What she did instead was found Fair Fight Action, a voter-protection and voter-registration organization, and turn the next two years into the most sustained voter-mobilization effort in modern American politics. Fair Fight, along with allied organizations including the New Georgia Project (which Abrams had founded in 2013), the Black Voters Matter Fund, and Asian Americans Advancing Justice-Atlanta, collectively registered more than eight hundred thousand new Georgia voters between 2018 and 2021.

The results were historic. In November 2020, Georgia voted for a Democratic presidential candidate for the first time since 1992 — by 11,779 votes. In the January 2021 Senate runoffs, Raphael Warnock became Georgia's first Black senator, and Jon Ossoff its first Jewish senator; their paired victories gave Democrats control of the United States Senate.

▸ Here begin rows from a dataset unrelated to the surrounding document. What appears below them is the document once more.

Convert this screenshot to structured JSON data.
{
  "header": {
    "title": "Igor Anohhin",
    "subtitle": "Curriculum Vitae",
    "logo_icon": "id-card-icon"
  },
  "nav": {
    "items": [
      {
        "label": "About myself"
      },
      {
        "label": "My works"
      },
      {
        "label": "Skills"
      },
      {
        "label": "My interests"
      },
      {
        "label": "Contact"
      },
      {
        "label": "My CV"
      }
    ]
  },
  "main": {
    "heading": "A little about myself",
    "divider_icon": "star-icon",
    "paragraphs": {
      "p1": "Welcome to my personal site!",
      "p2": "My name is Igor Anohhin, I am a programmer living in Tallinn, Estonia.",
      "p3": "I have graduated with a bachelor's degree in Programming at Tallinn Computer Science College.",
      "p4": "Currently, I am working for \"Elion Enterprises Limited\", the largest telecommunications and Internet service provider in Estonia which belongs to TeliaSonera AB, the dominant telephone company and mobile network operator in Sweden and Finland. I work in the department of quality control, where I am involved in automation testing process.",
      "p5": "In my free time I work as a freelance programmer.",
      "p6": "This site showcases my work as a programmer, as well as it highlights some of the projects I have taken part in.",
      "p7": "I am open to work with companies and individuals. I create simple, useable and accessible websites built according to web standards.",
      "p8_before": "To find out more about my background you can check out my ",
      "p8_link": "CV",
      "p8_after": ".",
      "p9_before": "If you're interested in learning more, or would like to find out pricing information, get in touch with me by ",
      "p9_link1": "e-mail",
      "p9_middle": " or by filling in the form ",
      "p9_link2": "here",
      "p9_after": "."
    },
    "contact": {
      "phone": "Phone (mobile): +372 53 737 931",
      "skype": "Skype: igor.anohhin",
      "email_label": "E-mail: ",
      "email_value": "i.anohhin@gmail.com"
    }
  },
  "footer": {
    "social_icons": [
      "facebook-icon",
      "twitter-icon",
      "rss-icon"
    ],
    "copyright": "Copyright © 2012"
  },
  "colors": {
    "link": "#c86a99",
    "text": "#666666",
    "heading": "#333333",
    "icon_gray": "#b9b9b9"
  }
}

Abrams ran for governor again in 2022 and lost. She has continued to write and to organize. Her voter-registration model has been replicated, with varying degrees of success, in Arizona, North Carolina, Texas, and Wisconsin. What Georgia 2020 demonstrated, and what the subsequent attempts have confirmed, is that there is no substitute for the institutional work — decade-long, relational, ground-up — that converts demographic presence into political power. Abrams did not "flip" Georgia. She organized it.